The attack on Saudi Arabia’s Ras Tanura refinery was the first major strike on oil infrastructure since the conflict began. This refinery is the largest on the Gulf Coast and processes about 500,000 barrels of oil each day. Even precautionary shutdowns at facilities of this scale can significantly affect global oil markets. As a result, airlines, logistics companies, and manufacturing sectors faced immediate pressure from rising fuel costs. European benchmark indices fell, airline and hospitality stocks dropped sharply, and gold prices increased by more than 2 per cent as investors sought safe havens for their assets.
These developments indicate that the conflict has expanded beyond mere military confrontations. Energy corridors, maritime chokepoints, insurance systems, and commodity markets are now directly involved. What starts as regional retaliation quickly escalates into a global macroeconomic shock. Even as reluctant participants, Gulf states find themselves increasingly drawn into the conflict.
One possible objective of this strategy may be to pressure Gulf leaders to urge Washington to de-escalate and pursue renewed diplomacy. Yet such manoeuvring carries considerable risk. As energy infrastructure becomes a target, the boundary between regional war and systemic economic destabilisation grows increasingly fragile.
The Political Consequence
Prior to escalation, Iran was already navigating a deep legitimacy crisis. Economic strain from sanctions and structural mismanagement, oligarchic wealth concentration, declining purchasing power, and generational alienation had eroded public trust. The January 2026 protests were not episodic unrest; they reflected accumulated grievances embedded in the state’s politics and economy.
External military intervention does not resolve these contradictions. It does not reduce inflation, dismantle oligarchic networks, or create accountable institutions. Instead, it risks transforming a contested political order into a securitised survival state.
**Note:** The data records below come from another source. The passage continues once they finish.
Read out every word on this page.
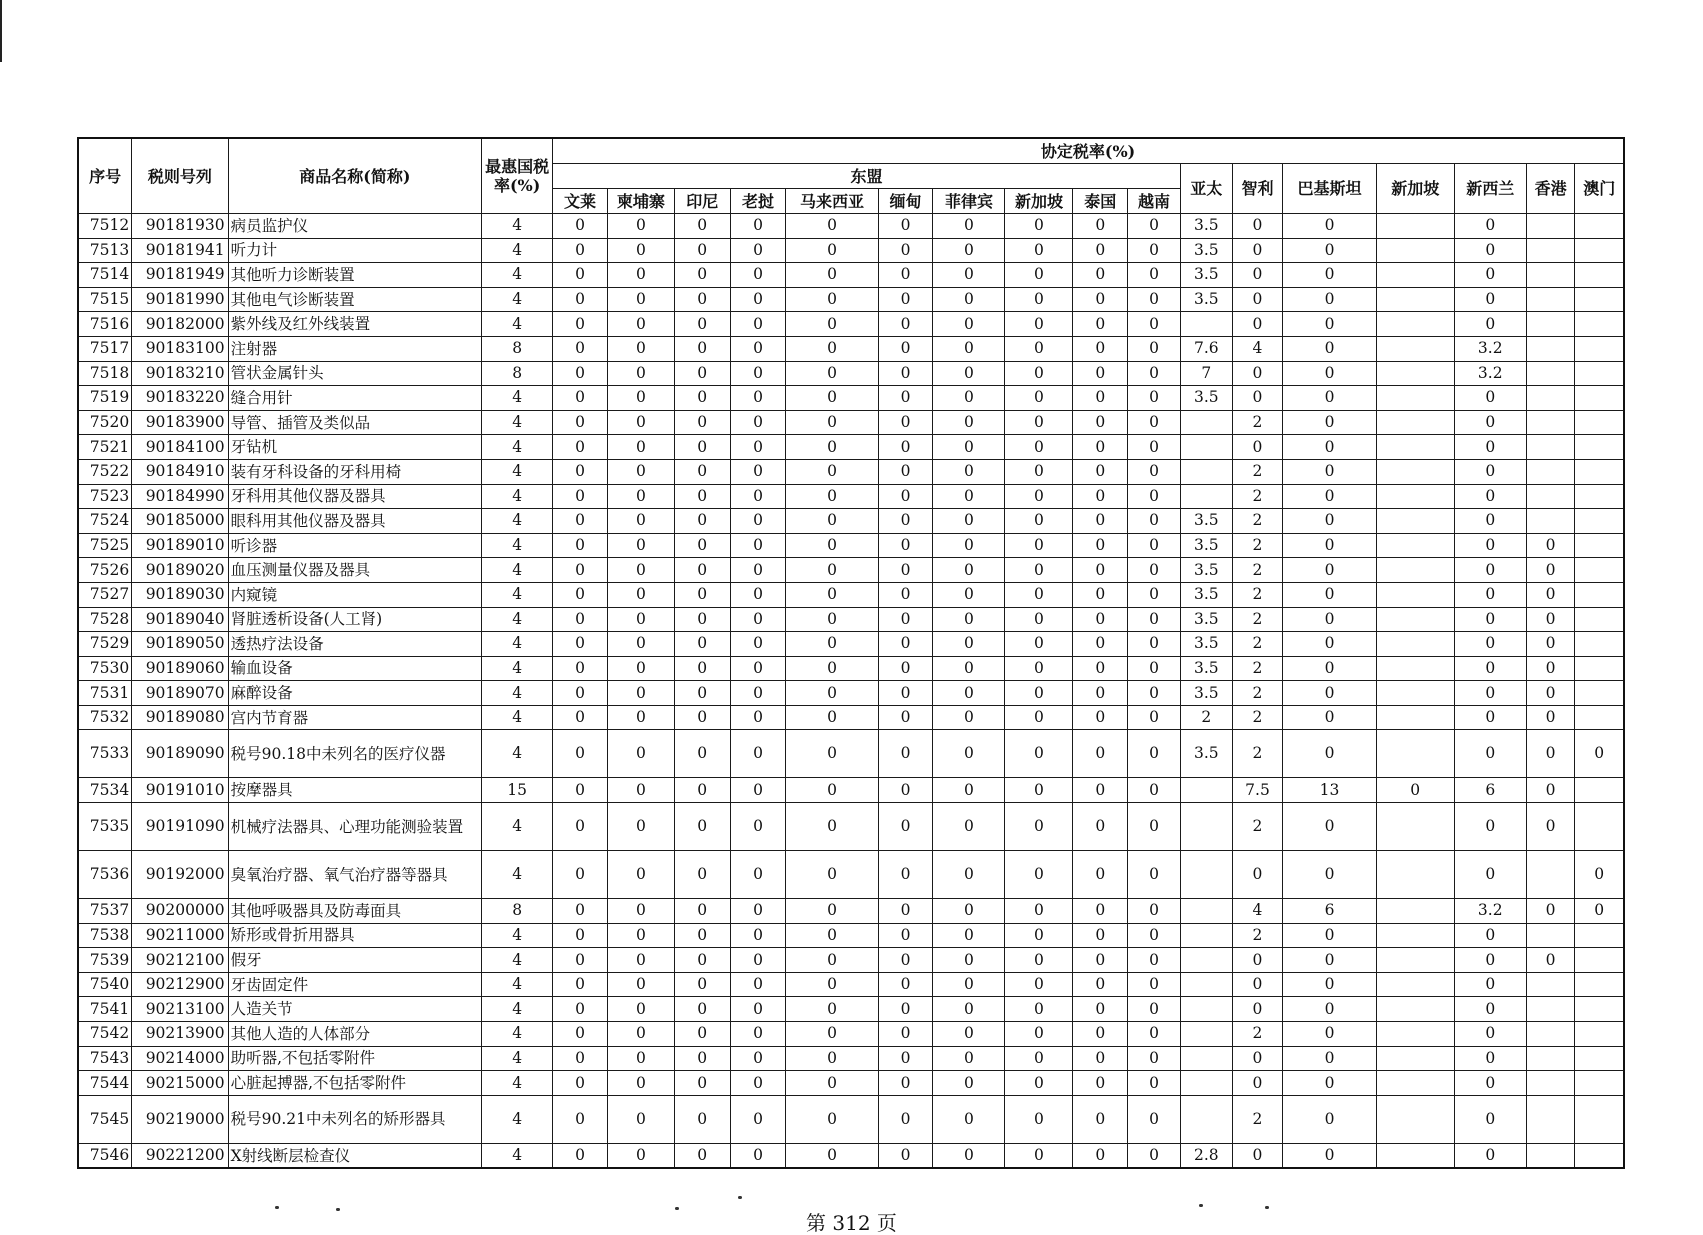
序号	税则号列	商品名称(简称)	最惠国税率(%)	协定税率(%)																
				东盟										亚太	智利	巴基斯坦	新加坡	新西兰	香港	澳门
				文莱	柬埔寨	印尼	老挝	马来西亚	缅甸	菲律宾	新加坡	泰国	越南							
7512	90181930	病员监护仪	4	0	0	0	0	0	0	0	0	0	0	3.5	0	0		0		
7513	90181941	听力计	4	0	0	0	0	0	0	0	0	0	0	3.5	0	0		0		
7514	90181949	其他听力诊断装置	4	0	0	0	0	0	0	0	0	0	0	3.5	0	0		0		
7515	90181990	其他电气诊断装置	4	0	0	0	0	0	0	0	0	0	0	3.5	0	0		0		
7516	90182000	紫外线及红外线装置	4	0	0	0	0	0	0	0	0	0	0		0	0		0		
7517	90183100	注射器	8	0	0	0	0	0	0	0	0	0	0	7.6	4	0		3.2		
7518	90183210	管状金属针头	8	0	0	0	0	0	0	0	0	0	0	7	0	0		3.2		
7519	90183220	缝合用针	4	0	0	0	0	0	0	0	0	0	0	3.5	0	0		0		
7520	90183900	导管、插管及类似品	4	0	0	0	0	0	0	0	0	0	0		2	0		0		
7521	90184100	牙钻机	4	0	0	0	0	0	0	0	0	0	0		0	0		0		
7522	90184910	装有牙科设备的牙科用椅	4	0	0	0	0	0	0	0	0	0	0		2	0		0		
7523	90184990	牙科用其他仪器及器具	4	0	0	0	0	0	0	0	0	0	0		2	0		0		
7524	90185000	眼科用其他仪器及器具	4	0	0	0	0	0	0	0	0	0	0	3.5	2	0		0		
7525	90189010	听诊器	4	0	0	0	0	0	0	0	0	0	0	3.5	2	0		0	0	
7526	90189020	血压测量仪器及器具	4	0	0	0	0	0	0	0	0	0	0	3.5	2	0		0	0	
7527	90189030	内窥镜	4	0	0	0	0	0	0	0	0	0	0	3.5	2	0		0	0	
7528	90189040	肾脏透析设备(人工肾)	4	0	0	0	0	0	0	0	0	0	0	3.5	2	0		0	0	
7529	90189050	透热疗法设备	4	0	0	0	0	0	0	0	0	0	0	3.5	2	0		0	0	
7530	90189060	输血设备	4	0	0	0	0	0	0	0	0	0	0	3.5	2	0		0	0	
7531	90189070	麻醉设备	4	0	0	0	0	0	0	0	0	0	0	3.5	2	0		0	0	
7532	90189080	宫内节育器	4	0	0	0	0	0	0	0	0	0	0	2	2	0		0	0	
7533	90189090	税号90.18中未列名的医疗仪器	4	0	0	0	0	0	0	0	0	0	0	3.5	2	0		0	0	0
7534	90191010	按摩器具	15	0	0	0	0	0	0	0	0	0	0		7.5	13	0	6	0	
7535	90191090	机械疗法器具、心理功能测验装置	4	0	0	0	0	0	0	0	0	0	0		2	0		0	0	
7536	90192000	臭氧治疗器、氧气治疗器等器具	4	0	0	0	0	0	0	0	0	0	0		0	0		0		0
7537	90200000	其他呼吸器具及防毒面具	8	0	0	0	0	0	0	0	0	0	0		4	6		3.2	0	0
7538	90211000	矫形或骨折用器具	4	0	0	0	0	0	0	0	0	0	0		2	0		0		
7539	90212100	假牙	4	0	0	0	0	0	0	0	0	0	0		0	0		0	0	
7540	90212900	牙齿固定件	4	0	0	0	0	0	0	0	0	0	0		0	0		0		
7541	90213100	人造关节	4	0	0	0	0	0	0	0	0	0	0		0	0		0		
7542	90213900	其他人造的人体部分	4	0	0	0	0	0	0	0	0	0	0		2	0		0		
7543	90214000	助听器,不包括零附件	4	0	0	0	0	0	0	0	0	0	0		0	0		0		
7544	90215000	心脏起搏器,不包括零附件	4	0	0	0	0	0	0	0	0	0	0		0	0		0		
7545	90219000	税号90.21中未列名的矫形器具	4	0	0	0	0	0	0	0	0	0	0		2	0		0		
7546	90221200	X射线断层检查仪	4	0	0	0	0	0	0	0	0	0	0	2.8	0	0		0		
第 312 页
Under external assault, regimes invoke narratives of existential threat. Security institutions expand authority. Emergency logic displaces reform logic. Political dissent is increasingly framed as collaboration. Civic space contracts, not because society becomes less critical, but because the cost of dissent rises.
One may reject authoritarian governance while simultaneously rejecting foreign bombardment. These positions are analytically distinct. The central question is not whether the regime is repressive; it is whether military escalation can plausibly generate stability, democratic transition, or regional equilibrium.
Air power can degrade infrastructure, disrupt command structures, and signal deterrence. It cannot construct political legitimacy, build institutional capacity, or unify fragmented social forces. Political order emerges from negotiated authority and organised social agency, not from aerial coercion.
The shift from negotiation to assassination marks more than tactical escalation; it represents a structural move from diplomacy to hegemonic enforcement. It reflects broader struggles over regional dominance, energy corridors, and global alignment. Yet the pursuit of strategic supremacy often produces unintended systemic instability.
We are at a critical juncture with the escalation of the war throughout the Middle East. For those who want peace, it is crucial to urge governments to de-escalate tensions, stop the flow of weapons, and focus on diplomatic solutions. The top priority must be to prevent further escalation and promote stability.